Triesman told a Parliamentary committee there had been “improper and unethical” behaviour by four FIFA executive committee (ExCo) members including asking for money and a knighthood when he was lobbying for England.
Valcke said however: “It could have been said before. If it was known, why did it not come to our attention? Why were we not informed?”
Two more FIFA members, Issa Hayatou from Cameroon and Jacques Anouma from the Ivory Coast,are alleged to have been paid $1.5million to support Qatar’s bid to host the 2022 World Cup, according to claims made to MPs at the culture, media and sport committee in the House of Commons.
With two other FIFA members, Amos Adamu from Nigeria and Reynald Temarii from Tahiti, banned by the body’s ethics committee last year, it means no fewer than eight Fifa ExCo members – one third of the total of 24 – have either been accused of asking for bribes or already found guilty of impropriety in relation to the 2018 and 2022 World Cup bids.
Adamu was also named in evidence provided by the Sunday Times to the committee as having been bribed by Qatar but his suspension prevented him from voting.
Valcke denied claims by MPs that FIFA had failed to reply to an official letter about the Qatar claims.
“There was a letter and we did definitely reply,” said Valcke. “But there has not been a single time, apart from what we got from a UK newspaper, where we got any evidence anything was wrong during the process.
“I’m not saying anyone is lying but if we had clear information that there was some kind of evidence we would have immediately asked for it.”
Triesman gave evidence of “improper and unethical” behaviour by four other executive committee members.
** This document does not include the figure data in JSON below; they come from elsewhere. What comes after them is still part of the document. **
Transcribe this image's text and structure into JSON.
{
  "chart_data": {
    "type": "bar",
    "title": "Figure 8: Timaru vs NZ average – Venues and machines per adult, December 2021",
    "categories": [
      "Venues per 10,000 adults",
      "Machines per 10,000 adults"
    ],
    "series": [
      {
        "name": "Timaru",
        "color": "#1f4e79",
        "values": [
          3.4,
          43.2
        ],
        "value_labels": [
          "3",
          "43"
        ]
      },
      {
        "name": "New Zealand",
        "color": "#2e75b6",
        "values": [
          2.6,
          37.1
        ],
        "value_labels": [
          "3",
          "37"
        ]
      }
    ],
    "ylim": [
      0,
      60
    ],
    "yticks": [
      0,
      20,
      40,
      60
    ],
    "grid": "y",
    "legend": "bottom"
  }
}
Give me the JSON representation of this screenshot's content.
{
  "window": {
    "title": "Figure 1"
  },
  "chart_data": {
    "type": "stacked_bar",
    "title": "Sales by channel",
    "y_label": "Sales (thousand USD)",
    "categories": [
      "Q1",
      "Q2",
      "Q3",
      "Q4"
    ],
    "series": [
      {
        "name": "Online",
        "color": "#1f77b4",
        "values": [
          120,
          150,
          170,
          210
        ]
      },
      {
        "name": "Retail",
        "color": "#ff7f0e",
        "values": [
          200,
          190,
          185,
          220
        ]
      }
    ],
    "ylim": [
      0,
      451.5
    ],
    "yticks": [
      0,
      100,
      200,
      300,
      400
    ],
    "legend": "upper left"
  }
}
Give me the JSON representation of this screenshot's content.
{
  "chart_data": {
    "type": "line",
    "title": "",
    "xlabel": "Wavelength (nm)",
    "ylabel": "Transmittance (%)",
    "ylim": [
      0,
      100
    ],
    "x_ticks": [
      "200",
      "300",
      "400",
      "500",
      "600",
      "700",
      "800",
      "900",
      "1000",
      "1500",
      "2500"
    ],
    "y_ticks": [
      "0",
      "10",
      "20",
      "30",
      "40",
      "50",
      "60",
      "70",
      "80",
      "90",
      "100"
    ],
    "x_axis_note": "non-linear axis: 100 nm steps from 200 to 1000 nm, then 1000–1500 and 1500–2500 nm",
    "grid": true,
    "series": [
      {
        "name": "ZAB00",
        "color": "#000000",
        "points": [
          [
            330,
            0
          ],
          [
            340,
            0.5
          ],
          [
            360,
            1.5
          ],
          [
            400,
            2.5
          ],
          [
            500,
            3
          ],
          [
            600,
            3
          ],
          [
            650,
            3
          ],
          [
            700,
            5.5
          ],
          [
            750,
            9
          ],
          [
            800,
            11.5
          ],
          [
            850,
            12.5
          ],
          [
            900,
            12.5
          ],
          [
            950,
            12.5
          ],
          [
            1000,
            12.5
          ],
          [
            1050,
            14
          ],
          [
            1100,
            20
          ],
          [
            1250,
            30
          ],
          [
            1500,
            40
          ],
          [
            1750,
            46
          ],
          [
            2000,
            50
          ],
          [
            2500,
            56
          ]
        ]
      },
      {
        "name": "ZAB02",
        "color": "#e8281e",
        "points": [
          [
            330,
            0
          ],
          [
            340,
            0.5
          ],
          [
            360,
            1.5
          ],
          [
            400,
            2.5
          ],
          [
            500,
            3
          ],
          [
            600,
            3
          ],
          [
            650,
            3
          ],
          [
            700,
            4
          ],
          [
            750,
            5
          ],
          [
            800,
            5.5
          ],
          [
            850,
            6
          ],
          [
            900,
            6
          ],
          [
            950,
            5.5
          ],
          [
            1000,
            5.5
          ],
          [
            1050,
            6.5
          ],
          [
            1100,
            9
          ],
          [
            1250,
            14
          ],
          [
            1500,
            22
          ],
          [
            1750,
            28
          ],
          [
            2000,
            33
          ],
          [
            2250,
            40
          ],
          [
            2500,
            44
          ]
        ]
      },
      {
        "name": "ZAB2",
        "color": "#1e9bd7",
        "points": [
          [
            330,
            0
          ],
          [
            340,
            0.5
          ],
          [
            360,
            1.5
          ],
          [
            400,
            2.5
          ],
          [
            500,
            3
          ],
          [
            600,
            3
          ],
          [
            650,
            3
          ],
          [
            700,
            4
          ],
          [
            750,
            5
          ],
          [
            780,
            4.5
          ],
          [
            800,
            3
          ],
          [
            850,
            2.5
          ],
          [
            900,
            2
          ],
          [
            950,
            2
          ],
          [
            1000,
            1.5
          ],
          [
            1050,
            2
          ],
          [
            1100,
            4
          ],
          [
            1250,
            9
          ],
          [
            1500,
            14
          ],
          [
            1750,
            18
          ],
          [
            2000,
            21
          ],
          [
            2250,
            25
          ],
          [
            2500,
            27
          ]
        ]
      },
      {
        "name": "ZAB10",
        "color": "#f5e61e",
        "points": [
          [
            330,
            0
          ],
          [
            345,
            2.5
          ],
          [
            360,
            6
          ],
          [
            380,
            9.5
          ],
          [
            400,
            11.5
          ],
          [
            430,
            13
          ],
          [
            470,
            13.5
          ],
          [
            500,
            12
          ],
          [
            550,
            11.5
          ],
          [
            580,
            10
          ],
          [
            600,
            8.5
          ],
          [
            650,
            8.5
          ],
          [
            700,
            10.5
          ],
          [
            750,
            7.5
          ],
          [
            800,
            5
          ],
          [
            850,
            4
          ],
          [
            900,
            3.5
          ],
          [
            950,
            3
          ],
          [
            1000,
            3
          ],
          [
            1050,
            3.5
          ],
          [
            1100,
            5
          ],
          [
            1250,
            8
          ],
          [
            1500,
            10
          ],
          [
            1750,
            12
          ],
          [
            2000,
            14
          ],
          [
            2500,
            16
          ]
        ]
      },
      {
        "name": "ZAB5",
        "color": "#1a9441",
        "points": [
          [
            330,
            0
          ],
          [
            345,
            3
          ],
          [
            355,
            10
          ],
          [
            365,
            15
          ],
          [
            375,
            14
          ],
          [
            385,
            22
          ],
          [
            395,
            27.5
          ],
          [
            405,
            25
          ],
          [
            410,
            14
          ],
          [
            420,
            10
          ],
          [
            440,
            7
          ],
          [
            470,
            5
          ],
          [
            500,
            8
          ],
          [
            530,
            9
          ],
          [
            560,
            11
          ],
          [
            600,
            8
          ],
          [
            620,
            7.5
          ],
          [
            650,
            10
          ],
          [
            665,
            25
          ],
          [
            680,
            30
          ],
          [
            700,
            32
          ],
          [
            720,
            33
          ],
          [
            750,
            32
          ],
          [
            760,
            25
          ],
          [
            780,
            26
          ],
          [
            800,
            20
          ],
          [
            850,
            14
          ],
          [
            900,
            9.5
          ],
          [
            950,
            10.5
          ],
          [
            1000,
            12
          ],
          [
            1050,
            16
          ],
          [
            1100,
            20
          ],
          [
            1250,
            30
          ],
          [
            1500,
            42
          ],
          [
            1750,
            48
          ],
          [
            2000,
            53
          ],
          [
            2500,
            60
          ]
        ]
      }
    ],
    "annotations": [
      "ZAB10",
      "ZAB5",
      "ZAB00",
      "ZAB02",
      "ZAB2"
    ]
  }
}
He said FIFA vice-president Jack Warner asked for money – suggested to be £2.5million – to build an education centre in Trinidad with the cash to be channelled through him, and later £500,000 to buy Haiti World Cup TV rights for the earthquake-hit nation, also to go through Warner.
Paraguay’s FIFA member Nicolas Leoz asked for a knighthood while Brazil’s FIFA member Ricardo Terra Teixeira asked Triesman to “come and tell me what you have got for me”.
Thailand’s FIFA member Worawi Makudi wanted to be given the TV rights to a friendly between England and the Thai national team, said Triesman.
Triesman added: “These were some of the things that were put to me personally, sometimes in the presence of others, which in my view did not represent proper and ethical behaviour on the part of members of the executive committee.”
John Whittingdale, chairman of the committee, said he would now be writing to FIFA president Sepp Blatter to launch an investigation into the evidence “as a matter of urgency”.
And the FA’s chief operating officer Alex Horne has pledged to bring any evidence of corruption to FIFA as quickly as possible.
“We will make sure the evidence gets to the FIFA ethics committee,” Horne said.
“So many people put so much time into the vote but we’ve tried to move on. I’m not sure what the protocol is but we will recommend the select committee passes any evidence over to FIFA.”